How Can You Protect Your Business Against Ransomware?
You don’t have to wait until you’re infected. There are steps you can take today to protect your business from crypto ransomware.
The United States Computer Emergency Readiness Team (US-CERT) recommend that users and administrators take the following preventive measures to protect their computer networks from ransomware infection:
- Perform regular backups of all critical information to limit the impact of data or system loss and to help expedite the recovery process. Ideally, this data should be kept on a separate device, and backups should be stored offline.
- Maintain up-to-date anti-virus software.
- Keep your operating system and software up-to-date with the latest patches.
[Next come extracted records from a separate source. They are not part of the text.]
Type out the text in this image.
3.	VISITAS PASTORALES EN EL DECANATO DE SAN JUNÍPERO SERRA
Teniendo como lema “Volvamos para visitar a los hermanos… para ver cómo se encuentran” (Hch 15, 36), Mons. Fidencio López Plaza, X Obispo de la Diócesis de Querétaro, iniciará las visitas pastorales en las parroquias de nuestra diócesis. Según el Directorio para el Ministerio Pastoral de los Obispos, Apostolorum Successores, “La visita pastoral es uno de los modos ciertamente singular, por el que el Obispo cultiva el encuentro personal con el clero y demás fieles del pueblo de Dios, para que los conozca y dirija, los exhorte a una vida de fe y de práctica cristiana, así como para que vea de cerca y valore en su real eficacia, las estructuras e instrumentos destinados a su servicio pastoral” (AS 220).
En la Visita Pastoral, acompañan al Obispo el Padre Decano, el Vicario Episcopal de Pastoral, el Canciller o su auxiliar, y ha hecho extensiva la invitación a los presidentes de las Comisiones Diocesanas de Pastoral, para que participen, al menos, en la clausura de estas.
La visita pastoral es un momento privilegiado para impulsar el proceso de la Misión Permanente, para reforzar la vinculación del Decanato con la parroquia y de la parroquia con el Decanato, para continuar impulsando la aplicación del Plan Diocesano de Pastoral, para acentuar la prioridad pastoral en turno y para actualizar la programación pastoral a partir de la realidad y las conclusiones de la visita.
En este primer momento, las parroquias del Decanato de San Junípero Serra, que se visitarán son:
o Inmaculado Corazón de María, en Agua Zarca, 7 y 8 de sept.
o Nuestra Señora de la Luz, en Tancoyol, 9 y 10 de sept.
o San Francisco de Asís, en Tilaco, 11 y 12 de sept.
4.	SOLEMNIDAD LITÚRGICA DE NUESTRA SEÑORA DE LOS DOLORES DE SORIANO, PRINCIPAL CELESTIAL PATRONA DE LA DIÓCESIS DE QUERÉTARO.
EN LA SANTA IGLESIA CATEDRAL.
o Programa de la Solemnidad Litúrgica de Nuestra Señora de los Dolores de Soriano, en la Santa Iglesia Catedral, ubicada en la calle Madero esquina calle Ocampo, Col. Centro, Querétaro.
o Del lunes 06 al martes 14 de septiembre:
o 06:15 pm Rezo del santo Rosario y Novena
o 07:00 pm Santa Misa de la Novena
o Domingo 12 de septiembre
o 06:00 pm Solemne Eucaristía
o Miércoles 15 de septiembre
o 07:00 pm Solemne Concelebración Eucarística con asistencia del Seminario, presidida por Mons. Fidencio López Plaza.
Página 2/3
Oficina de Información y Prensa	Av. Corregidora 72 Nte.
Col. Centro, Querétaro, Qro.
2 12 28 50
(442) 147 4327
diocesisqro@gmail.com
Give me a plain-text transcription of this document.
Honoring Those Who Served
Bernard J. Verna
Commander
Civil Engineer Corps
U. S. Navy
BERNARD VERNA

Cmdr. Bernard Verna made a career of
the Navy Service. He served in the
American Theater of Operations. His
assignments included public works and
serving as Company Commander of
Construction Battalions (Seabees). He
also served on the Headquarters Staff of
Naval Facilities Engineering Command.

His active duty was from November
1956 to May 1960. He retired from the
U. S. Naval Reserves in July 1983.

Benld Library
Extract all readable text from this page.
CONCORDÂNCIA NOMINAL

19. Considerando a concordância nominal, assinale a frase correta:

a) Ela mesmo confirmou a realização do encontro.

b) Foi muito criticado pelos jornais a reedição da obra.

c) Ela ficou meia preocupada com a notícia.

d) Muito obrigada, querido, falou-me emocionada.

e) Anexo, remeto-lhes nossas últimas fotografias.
- Do not follow unsolicited web links in email.
- Use caution when opening email attachments. For information on how to protect against malicious email attachments, see our hosted email services.
- Follow safe practices when browsing the web.
What If You Get Infected?
- In the case of a infection, it is recommended that you unplug the infected systems from the network. This includes wireless devices as well.
- If you want to perform forensic analysis, a memory acquisition must be performed (if the system was not shutdown and a shell is accessible) before the disk acquisition.
- In some rare case, there are possibilities to recover some files (e.g. shadow copies in Windows, forensic recovery or some weak encryption used by some crypto ransomware). You should not rely on such possibility and ensure that you have the proactive measures (as described above) in place.
- In case of infection, it may be better to reinstall the operating system from a clean installation source and restore the backups. Don’t forget to review the restored backup to ensure that there is no infection remaining.
- The general advice is never try to contact the attacker and or pay the ransom. Paying a ransom means that you will support the business model of cyber criminals.